Avec la Trydan, V2C vise clairement le haut du panier des bornes résidentielles. Le produit s’adresse autant aux particuliers qui veulent une recharge rapide et sûre qu’aux utilisateurs plus avancés, notamment ceux qui disposent de panneaux solaires ou qui souhaitent intégrer leur borne dans un écosystème domotique. C’est précisément ce positionnement qui rend ce modèle intéressant : il ne s’agit pas seulement d’une prise murale améliorée, mais d’un véritable équipement de gestion énergétique.

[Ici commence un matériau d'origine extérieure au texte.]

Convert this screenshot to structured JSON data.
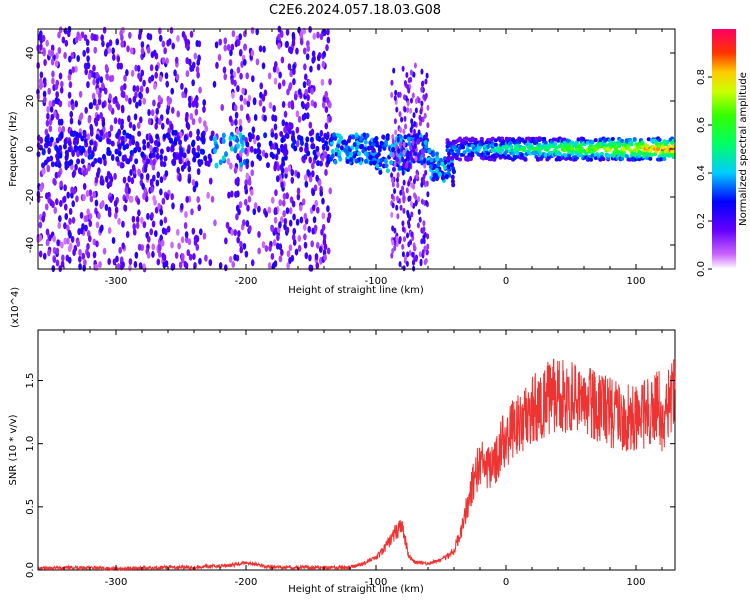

Dans ce test, nous faisons le point sur les qualités et les limites de la V2C Trydan, son intérêt face à une prise renforcée ou à une borne plus basique, ses fonctions intelligentes, son ergonomie et son rapport qualité-prix. L’objectif est simple : déterminer si cette borne mérite sa réputation de wallbox premium particulièrement bien équipée pour voiture électrique.

Une borne de recharge est-elle vraiment indispensable ?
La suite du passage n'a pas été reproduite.